Lending Expansion: With the consumer lending business contributing 4.1% to net profits, the company expects this share to grow as underwriting strengthens and the loan book scales .
International Diversification: While not explicitly discussed in the Q4 results, the company’s scale and profitability may enable international expansion in the coming years.
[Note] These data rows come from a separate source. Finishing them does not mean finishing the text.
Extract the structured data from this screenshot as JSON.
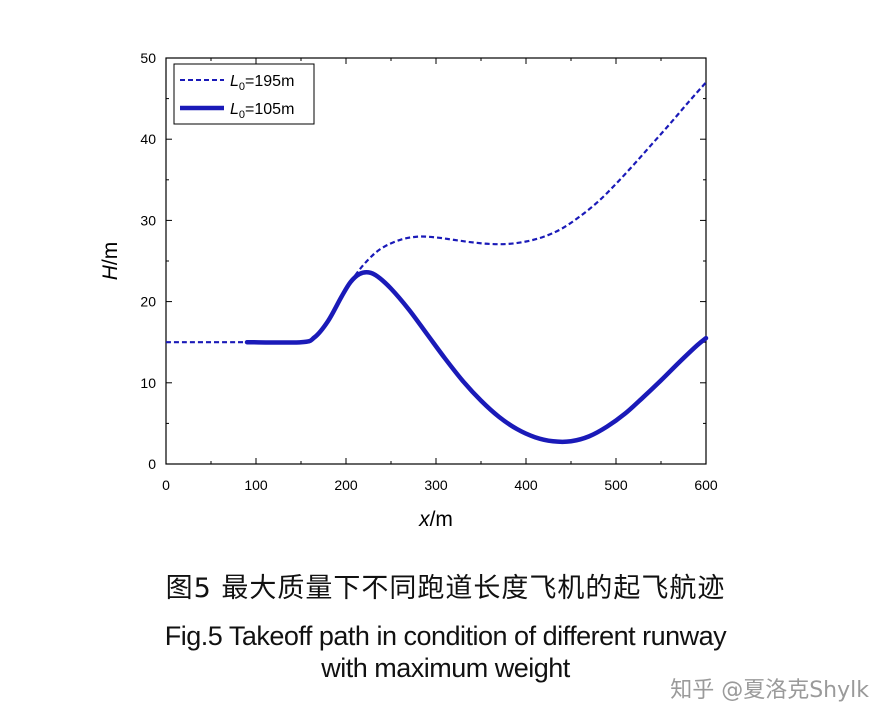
{
  "chart_data": {
    "type": "line",
    "xlabel_var": "x",
    "xlabel_unit": "/m",
    "ylabel_var": "H",
    "ylabel_unit": "/m",
    "xlim": [
      0,
      600
    ],
    "ylim": [
      0,
      50
    ],
    "x_ticks": [
      0,
      100,
      200,
      300,
      400,
      500,
      600
    ],
    "y_ticks": [
      0,
      10,
      20,
      30,
      40,
      50
    ],
    "grid": false,
    "legend_position": "top-left",
    "color": "#1a1ab8",
    "series": [
      {
        "label_var": "L",
        "label_sub": "0",
        "label_rest": "=195m",
        "style": "dashed",
        "x": [
          0,
          90,
          150,
          165,
          180,
          195,
          210,
          225,
          240,
          260,
          280,
          300,
          320,
          340,
          360,
          380,
          400,
          420,
          440,
          460,
          480,
          500,
          520,
          540,
          560,
          580,
          600
        ],
        "y": [
          15,
          15,
          15,
          15.6,
          17.6,
          20.6,
          23.2,
          25.2,
          26.6,
          27.6,
          28.0,
          27.9,
          27.6,
          27.3,
          27.1,
          27.1,
          27.4,
          28.0,
          29.0,
          30.5,
          32.3,
          34.5,
          36.9,
          39.4,
          41.9,
          44.5,
          47.0
        ]
      },
      {
        "label_var": "L",
        "label_sub": "0",
        "label_rest": "=105m",
        "style": "solid",
        "x": [
          90,
          150,
          165,
          180,
          195,
          205,
          215,
          225,
          235,
          250,
          270,
          290,
          310,
          330,
          350,
          370,
          390,
          410,
          430,
          450,
          470,
          490,
          510,
          530,
          550,
          570,
          590,
          600
        ],
        "y": [
          15,
          15,
          15.6,
          17.6,
          20.6,
          22.4,
          23.4,
          23.6,
          23.1,
          21.6,
          19.0,
          16.0,
          13.0,
          10.2,
          7.8,
          5.8,
          4.3,
          3.3,
          2.8,
          2.8,
          3.4,
          4.6,
          6.2,
          8.2,
          10.3,
          12.5,
          14.6,
          15.5
        ]
      }
    ]
  },
  "caption": {
    "cn": "图5  最大质量下不同跑道长度飞机的起飞航迹",
    "en_line1": "Fig.5  Takeoff path in condition of different runway",
    "en_line2": "with maximum weight"
  },
  "watermark": "知乎 @夏洛克Shylk"
}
Market Share Gains: With mutual fund market share at 14%, up from 12.3% a year ago, Groww continues to gain ground on incumbents .
The Final Word
Groww’s Q4 FY26 results are a testament to the maturation of India’s fintech ecosystem. The company has demonstrated that a digital-first financial services platform can achieve:
- Rapid revenue growth (87% YoY)
- Exceptional profitability (44.7% PAT margin)
- Scalable user acquisition (21.6 million transacting users)
- Product diversification (MTF, commodities, lending, wealth management)
- Operating leverage (revenue growth outpacing expense growth 2.3x)
In a quarter marked by geopolitical turmoil and market volatility, Groww’s performance stands out as a beacon of resilience and execution excellence. The company has moved decisively beyond the “growth at all costs” phase of Indian fintech into a new era of profitable, sustainable scale.
As CEO Lalit Keshre noted, the focus now is on using AI to build products faster without proportionally increasing headcount—a strategy that suggests the best may be yet to come.
For investors, the debate between Jefferies’ optimism and JM Financial’s caution will continue. But for the Indian fintech ecosystem, Groww’s Q4 results offer an unambiguous signal: digital wealth management is not just a user acquisition story—it is a profitable business at scale.